Die Welt fand langsam den Weg in den Modus der alltäglichen Geschäftigkeit wieder. Das Leben musste weiter gehen und die Erderwärmung schloss sich dem an. Das lokale Wettergeschehen hatte sich von der Allgemeinheit unbeobachtet in vielen Regionen der Erde gewandelt, ganz allmählich häuften sich die Extreme. Die jährlichen Tornados über den USA wurden fast nur als F4- oder F5-Stürme auf der Fujita-Skala eingestuft, die Phasen von Trockenheit und Waldbränden im Mittelmeerraum hielten immer länger an und in den gemäßigten Breitengraden nahm der Niederschlag in den Sommermonaten den Charakter ungebremster Sturzregen an, was allerorten regelmäßig zu lokalen Überschwemmungen, Schlammlawinen und geschädigter Infrastruktur führte.

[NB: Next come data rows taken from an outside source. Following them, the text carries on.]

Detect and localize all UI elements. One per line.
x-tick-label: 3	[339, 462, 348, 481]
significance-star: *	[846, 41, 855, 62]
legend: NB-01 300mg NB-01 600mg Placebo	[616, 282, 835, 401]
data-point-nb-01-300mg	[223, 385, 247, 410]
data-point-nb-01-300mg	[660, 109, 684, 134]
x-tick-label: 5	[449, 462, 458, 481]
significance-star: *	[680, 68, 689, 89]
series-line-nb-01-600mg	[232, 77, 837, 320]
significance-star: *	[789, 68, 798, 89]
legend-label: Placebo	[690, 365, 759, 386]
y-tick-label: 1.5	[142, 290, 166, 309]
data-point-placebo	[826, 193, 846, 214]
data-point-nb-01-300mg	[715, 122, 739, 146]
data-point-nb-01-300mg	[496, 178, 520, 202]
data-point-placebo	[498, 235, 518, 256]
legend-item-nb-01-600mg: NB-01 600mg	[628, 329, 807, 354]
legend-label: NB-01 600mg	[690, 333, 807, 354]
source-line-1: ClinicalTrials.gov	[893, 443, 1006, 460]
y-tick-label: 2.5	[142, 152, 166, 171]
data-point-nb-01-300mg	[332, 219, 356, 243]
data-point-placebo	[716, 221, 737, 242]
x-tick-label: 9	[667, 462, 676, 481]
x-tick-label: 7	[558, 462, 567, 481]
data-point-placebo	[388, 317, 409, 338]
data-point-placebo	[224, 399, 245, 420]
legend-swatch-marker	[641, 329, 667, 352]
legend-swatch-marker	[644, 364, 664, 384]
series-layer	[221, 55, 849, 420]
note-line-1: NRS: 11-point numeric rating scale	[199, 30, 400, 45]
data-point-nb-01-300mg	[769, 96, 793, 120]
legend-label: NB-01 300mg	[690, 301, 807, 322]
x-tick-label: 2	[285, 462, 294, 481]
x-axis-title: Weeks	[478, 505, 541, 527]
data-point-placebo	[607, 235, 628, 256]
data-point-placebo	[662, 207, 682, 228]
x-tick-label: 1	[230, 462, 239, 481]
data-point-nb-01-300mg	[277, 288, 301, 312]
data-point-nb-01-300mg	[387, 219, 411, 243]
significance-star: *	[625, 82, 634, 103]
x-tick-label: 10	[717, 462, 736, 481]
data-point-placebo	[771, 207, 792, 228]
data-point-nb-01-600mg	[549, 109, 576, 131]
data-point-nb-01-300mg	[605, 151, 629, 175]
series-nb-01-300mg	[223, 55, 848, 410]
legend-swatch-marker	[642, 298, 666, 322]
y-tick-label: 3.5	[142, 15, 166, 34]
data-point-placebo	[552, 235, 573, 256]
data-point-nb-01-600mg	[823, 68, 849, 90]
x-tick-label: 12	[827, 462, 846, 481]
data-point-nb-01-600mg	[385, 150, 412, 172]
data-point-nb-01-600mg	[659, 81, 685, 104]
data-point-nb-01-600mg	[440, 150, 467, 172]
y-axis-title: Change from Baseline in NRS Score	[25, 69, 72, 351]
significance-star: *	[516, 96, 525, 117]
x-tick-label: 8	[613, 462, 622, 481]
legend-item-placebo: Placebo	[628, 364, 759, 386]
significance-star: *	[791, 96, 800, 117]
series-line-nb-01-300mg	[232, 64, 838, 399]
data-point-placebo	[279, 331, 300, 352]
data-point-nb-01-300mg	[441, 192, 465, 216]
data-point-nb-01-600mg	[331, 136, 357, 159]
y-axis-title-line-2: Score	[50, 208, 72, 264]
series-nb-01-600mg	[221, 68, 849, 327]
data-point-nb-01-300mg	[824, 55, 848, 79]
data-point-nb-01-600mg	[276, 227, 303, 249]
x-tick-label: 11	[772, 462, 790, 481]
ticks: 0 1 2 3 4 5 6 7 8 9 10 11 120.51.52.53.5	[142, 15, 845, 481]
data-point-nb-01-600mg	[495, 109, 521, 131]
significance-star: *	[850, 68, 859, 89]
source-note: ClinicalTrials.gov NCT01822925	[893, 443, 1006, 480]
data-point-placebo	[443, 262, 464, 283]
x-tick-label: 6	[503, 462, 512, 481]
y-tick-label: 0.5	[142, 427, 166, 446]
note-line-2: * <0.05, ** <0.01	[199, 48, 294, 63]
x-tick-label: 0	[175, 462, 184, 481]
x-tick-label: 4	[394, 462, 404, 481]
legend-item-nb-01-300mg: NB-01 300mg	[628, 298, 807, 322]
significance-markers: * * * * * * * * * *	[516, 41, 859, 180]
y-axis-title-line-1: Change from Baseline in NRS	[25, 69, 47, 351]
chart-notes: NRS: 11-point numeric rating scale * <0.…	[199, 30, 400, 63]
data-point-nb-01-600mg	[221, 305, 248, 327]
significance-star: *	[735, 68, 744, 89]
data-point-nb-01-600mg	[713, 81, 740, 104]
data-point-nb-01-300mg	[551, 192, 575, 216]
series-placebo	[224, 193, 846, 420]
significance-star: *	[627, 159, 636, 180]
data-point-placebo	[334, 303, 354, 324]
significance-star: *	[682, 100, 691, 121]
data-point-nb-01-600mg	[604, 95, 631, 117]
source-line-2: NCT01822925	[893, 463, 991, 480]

Von all den Geschehnissen sind mir hauptsächlich die Momente in Erinnerung geblieben, in denen ich zusammen mit den Eltern, die die Tränen in ihren Augen oft nicht verbergen konnten, vor dem Fernseher saß und sich die Bilder sterbender Menschen in mein Gehirn eingebrannt hatten. Aber ich erinnere mich auch an andere Momente, in denen weniger dramatische Meldungen als diejenigen über schreckliche Naturkatastrophen meine Aufmerksamkeit fanden. Mit fünfzehn Jahren nimmt man schon große Teile der Erwachsenenwelt bewusst als die eigene wahr und so entging mir nicht, dass die Bienenvölker in Nordamerika ausstarben und man sich zur Bestäubung von Kulturpflanzen mit Zuchtvölkern helfen musste. Interessiert las ich auch Pressemeldungen über die eingeschleppte Unkrautpflanze Ambrosia, die sich im Untergehölz der mitteleuropäischen Mischwälder unkontrolliert ausbreitete und damit den Lebensraum einheimischer Flora und Fauna wesentlich beeinträchtigte. Ich registrierte ebenfalls die alarmierenden Verlautbarungen, dass die Staatsverschuldung mehrerer großer europäischer Staaten auf die sagenhafte Höhe des jeweiligen dreifachen Bruttoinlandsprodukts stieg und dadurch von den Hütern der Finanzen selbst im Nachgang eine schwere Finanzkrise ausgelöst wurde. Obwohl volkswirtschaftliches Gedankengut für mich eher ein Buch mit sieben Siegeln blieb, gingen dennoch die konkreten Auswirkungen auf unseren familiären Geldbeutel auch an mir nicht spurlos vorbei. Mutter klagte häufig über mangelhafte Einlagensicherung, gestiegene Krankenkassenbeiträge, immer höhere Lohnsteuern und immense Energiekosten. Deshalb musste ich mich leider damit abfinden, dass mein Taschengeld um einen nicht unerheblichen Betrag gekürzt wurde. Die Eltern benötigten etwas Geduld, mein Verständnis zu erringen, aber sie erklärten mir die Ursachen. Die Preise auf dem Energiemarkt hatten sich in den letzten zehn Jahren verdoppelt – und das, obwohl Investitionen in erneuerbare Energiequellen überall auf der Welt schon seit einiger Zeit stagnierten und damit der Anteil nichtfossiler Quellen am Primärenergieverbrauch nicht steigen konnte – was dringend erforderlich gewesen wäre. Der weltweite Mangel an sogenannten seltenen Erden, die man für die Herstellung von Photovoltaikanlagen benötigt, ermöglichte China, als einziger verbliebener Exporteur die hohen Preise zu diktieren, und das führte fatalerweise zu einem erneuten Anstieg der Erdöl- und Kohlenachfrage.